Of Comfortable Boldness

Cardigans are one of those things that I cannot wear without immediately looking a) ten years older and b) thirty pounds heavier. It’s a dark magic and I cannot break the curse, but I do at least appreciate its consistency so I know to steer clear.

The man makes it work

If you’re going to try to pull this off, make sure the button-down shirt is fitted to the same length as the cardigan. Otherwise it will look slovenly instead of intentionally and carefully careless.

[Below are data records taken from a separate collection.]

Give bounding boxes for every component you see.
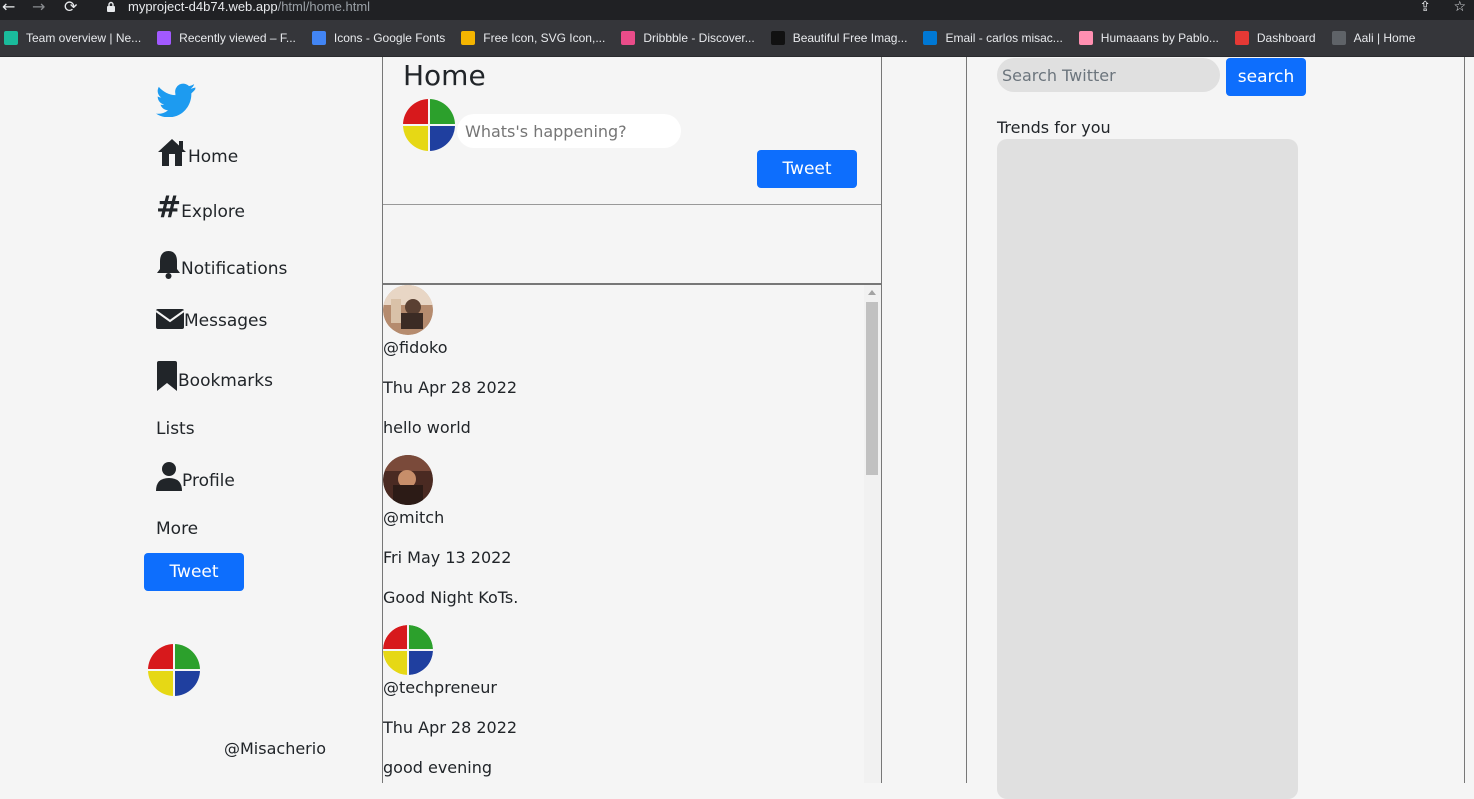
compose-divider-area xyxy=(383,205,881,285)
compose-box: Home Tweet xyxy=(383,57,881,205)
bookmark-item[interactable]: Beautiful Free Imag... xyxy=(770,31,908,45)
bookmark-item[interactable]: Team overview | Ne... xyxy=(4,31,141,45)
bookmark-item[interactable]: Humaaans by Pablo... xyxy=(1078,31,1219,45)
sidebar-item-home[interactable]: Home xyxy=(156,137,238,167)
hashtag-icon: # xyxy=(156,190,182,225)
bookmark-label: Humaaans by Pablo... xyxy=(1100,31,1219,45)
tweet-text: hello world xyxy=(383,418,471,437)
envelope-icon xyxy=(156,309,184,329)
bookmark-favicon-icon xyxy=(770,31,785,45)
bookmark-favicon-icon xyxy=(157,31,172,45)
bookmark-label: Dribbble - Discover... xyxy=(643,31,755,45)
bookmark-favicon-icon xyxy=(1078,31,1093,45)
address-bar[interactable]: myproject-d4b74.web.app/html/home.html xyxy=(128,0,370,14)
sidebar-handle: @Misacherio xyxy=(224,739,326,758)
sidebar-item-label: Profile xyxy=(182,471,235,491)
sidebar-item-messages[interactable]: Messages xyxy=(156,307,267,331)
browser-toolbar: ← → ⟳ myproject-d4b74.web.app/html/home.… xyxy=(0,0,1474,20)
tweet-handle[interactable]: @fidoko xyxy=(383,338,448,357)
url-host: myproject-d4b74.web.app xyxy=(128,0,278,14)
sidebar-item-label: Bookmarks xyxy=(178,371,273,391)
tweet-avatar[interactable] xyxy=(383,285,433,335)
tweet-avatar[interactable] xyxy=(383,455,433,505)
bookmark-favicon-icon xyxy=(311,31,326,45)
app: Home # Explore Notifications Messages Bo… xyxy=(0,57,1474,799)
compose-tweet-button[interactable]: Tweet xyxy=(757,150,857,188)
bookmark-favicon-icon xyxy=(1234,31,1249,45)
tweet-handle[interactable]: @techpreneur xyxy=(383,678,497,697)
star-icon[interactable]: ☆ xyxy=(1453,0,1466,15)
trends-title: Trends for you xyxy=(997,118,1111,137)
bookmark-favicon-icon xyxy=(621,31,636,45)
bookmark-favicon-icon xyxy=(4,31,18,45)
scrollbar-thumb[interactable] xyxy=(866,302,878,475)
tweet-avatar[interactable] xyxy=(383,625,433,675)
sidebar-item-label: Lists xyxy=(156,419,195,439)
url-path: /html/home.html xyxy=(277,0,371,14)
lock-icon xyxy=(107,1,115,12)
sidebar-item-notifications[interactable]: Notifications xyxy=(156,249,287,279)
compose-input[interactable] xyxy=(457,114,681,148)
sidebar-item-bookmarks[interactable]: Bookmarks xyxy=(156,361,273,391)
tweet-text: good evening xyxy=(383,758,493,777)
bookmark-item[interactable]: Recently viewed – F... xyxy=(157,31,296,45)
sidebar-item-more[interactable]: More xyxy=(156,519,198,539)
search-input[interactable] xyxy=(997,58,1220,92)
bookmark-label: Recently viewed – F... xyxy=(179,31,296,45)
tweet-text: Good Night KoTs. xyxy=(383,588,519,607)
tweet-feed[interactable]: @fidoko Thu Apr 28 2022 hello world @mit… xyxy=(383,285,881,783)
search-button[interactable]: search xyxy=(1226,58,1306,96)
sidebar-item-label: Notifications xyxy=(181,259,288,279)
sidebar-item-label: More xyxy=(156,519,199,539)
main-column: Home Tweet @fid xyxy=(382,57,882,783)
bookmark-favicon-icon xyxy=(923,31,938,45)
bookmark-item[interactable]: Email - carlos misac... xyxy=(923,31,1063,45)
page-title: Home xyxy=(403,59,486,92)
left-sidebar: Home # Explore Notifications Messages Bo… xyxy=(0,57,382,783)
person-icon xyxy=(156,462,182,491)
reload-icon[interactable]: ⟳ xyxy=(64,0,77,15)
bookmarks-bar: Team overview | Ne... Recently viewed – F… xyxy=(0,20,1474,57)
scroll-up-arrow-icon[interactable] xyxy=(868,290,876,295)
compose-avatar xyxy=(403,99,455,151)
forward-icon[interactable]: → xyxy=(32,0,45,15)
bookmark-icon xyxy=(157,361,177,391)
user-avatar[interactable] xyxy=(148,644,200,696)
bookmark-label: Dashboard xyxy=(1256,31,1316,45)
home-icon xyxy=(158,139,186,166)
sidebar-item-explore[interactable]: # Explore xyxy=(156,190,245,225)
bell-icon xyxy=(157,251,180,279)
back-icon[interactable]: ← xyxy=(2,0,15,15)
twitter-logo-icon[interactable] xyxy=(156,83,196,117)
tweet-date: Thu Apr 28 2022 xyxy=(383,718,518,737)
sidebar-item-label: Home xyxy=(188,147,239,167)
feed-scrollbar[interactable] xyxy=(864,285,881,783)
sidebar-tweet-button[interactable]: Tweet xyxy=(144,553,244,591)
bookmark-label: Free Icon, SVG Icon,... xyxy=(483,31,606,45)
bookmark-label: Email - carlos misac... xyxy=(945,31,1063,45)
bookmark-item[interactable]: Dribbble - Discover... xyxy=(621,31,755,45)
share-icon[interactable]: ⇪ xyxy=(1419,0,1431,15)
bookmark-label: Team overview | Ne... xyxy=(26,31,142,45)
bookmark-item[interactable]: Dashboard xyxy=(1234,31,1316,45)
toolbar-right: ⇪ ☆ xyxy=(1419,0,1466,14)
bookmark-label: Beautiful Free Imag... xyxy=(792,31,908,45)
tweet-date: Fri May 13 2022 xyxy=(383,548,512,567)
bookmark-favicon-icon xyxy=(1331,31,1346,45)
tweet-date: Thu Apr 28 2022 xyxy=(383,378,518,397)
right-column: search Trends for you xyxy=(966,57,1465,799)
bookmark-favicon-icon xyxy=(461,31,476,45)
sidebar-item-lists[interactable]: Lists xyxy=(156,419,195,439)
trends-panel xyxy=(997,139,1298,799)
sidebar-item-profile[interactable]: Profile xyxy=(156,461,235,491)
tweet-handle[interactable]: @mitch xyxy=(383,508,444,527)
bookmark-label: Aali | Home xyxy=(1353,31,1416,45)
bookmark-item[interactable]: Free Icon, SVG Icon,... xyxy=(461,31,605,45)
sidebar-item-label: Explore xyxy=(181,202,245,222)
bookmark-item[interactable]: Icons - Google Fonts xyxy=(311,31,446,45)
bookmark-label: Icons - Google Fonts xyxy=(333,31,446,45)
sidebar-item-label: Messages xyxy=(184,311,268,331)
bookmark-item[interactable]: Aali | Home xyxy=(1331,31,1416,45)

This relates back to style tips as follows: What works for some does not work for all; further, it is important to know what works for you. One of the points I will touch on a lot on this site is this: Style is about knowing yourself–what works for you, what fits well, and what makes you feel simultaneously bold but comfortable. Style is about articulating who you are and pushing the envelope enough to emphasize parts of your personality. That articulation requires the confidence to try new things, but also the confidence to buck trends. It’s a fine line and, as much as I like how it fits the guy in the picture above, it’s why I won’t be wearing any cardigans.


At the Airport

The glory days and romance of airports and train stations are long gone. Today, travel is about long lines, crying children, mediocre food and the occasional inglorious sprint to one’s gate. Still, we persevere and try to look good doing it. Really it comes down to this: Versatility and Comfort.

Today’s post is about the first portion of the trip, the airport or train station. The latter is much less of a hassle, but either way, the rules are this: comfortable shoes, dark clothes, a good blazer, and a good bag.

Shoes. No monkstraps. Yes, they look great but they are a hassle to take on and off. Surviving the airport is about efficiency and monkstraps are anything but. If traveling for work and it is a short trip, then I usually only bring one pair of shoes and they are nearly always black dress shoes as the suits I will be wearing for meetings are nearly always dark.

Fun tip: Switch out the laces to something colorful while traveling and switch back to dark laces for the work meetings.

Dark Clothes. Travel in darks. Three reasons: They are easy to match and it isn’t the end of the world if you spill something on yourself. Plus, it’s tough not to look good in black. I like a good pair of dark jeans or chinos–they are comfortable, they don’t wrinkle easily, and I can wear them with most anything. I match that either with a button-down shirt or a polo.

Travel Garb

The pocket square and laces add the pop to an otherwise conservative outfit

The Blazer/Sweater. I love wearing blazers while traveling as it classes everything up and you can use a brightly-colored pocket square to show some personality. However, once you are on the plane, unless you are in first class, there is the question of what to do with the blazer–fold it and hold on to it? Wear it and wrinkle it up? Fold it and stuff it into the overhead? If it’s too much of a hassle, there is the simple and clean v-neck sweater as an alternative.

Elevator Selfie

The Bag. For trips under three days, I tend to go with the mantra of “What Would James Bond Do?” and let me tell you something: He wouldn’t own a rolling suitcase. A weekender bag looks good, it’s distinctive, it easily fits in the overhead, and it forces you to pack light. Finally, it’s a god damn conversation piece. Look at that bag. It’s gorgeous.

Jack Spade's waxwear weekenders.

Jack Spade’s waxwear weekenders do wonders.

Loud Whispers

September’s warmth in DC belies the onset of autumn, but it helps us ache in anticipation for leaves changing colors, cool autumn breezes, and layers. Autumn is my favorite season for many reasons, but from a sartorial perspective, I like it because of the layers and how it maximizes my ability to play with color, textures, and styles. The seasons are slowly changing here and autumn’s possibilities and opportunities are so close.

I came across one of my favorite quotes years ago while reading the Sartorialist. It goes like this: Elegance is something that must be whispered and not shouted.

That is the balance I am looking for in my own personal style. On a not-unlimited budget and working in a corporate environment, how do I set myself as distinctive but also comfortable? How do I show off bits of my personality in my work-wear to my clients and coworkers, but not distract from the work side of things? The same thing applies when out of the office: Fashion is not everything for me, but it presents a great opportunity to show splashes of one’s personality and to whisper–sometimes more loudly than others–about one’s elegance and style.

Work Wear

That is what I want to examine here on 12minds. A balance between affordability, distinctiveness, and the occasional splurge. I want to figure out what fits, what works, and why it works.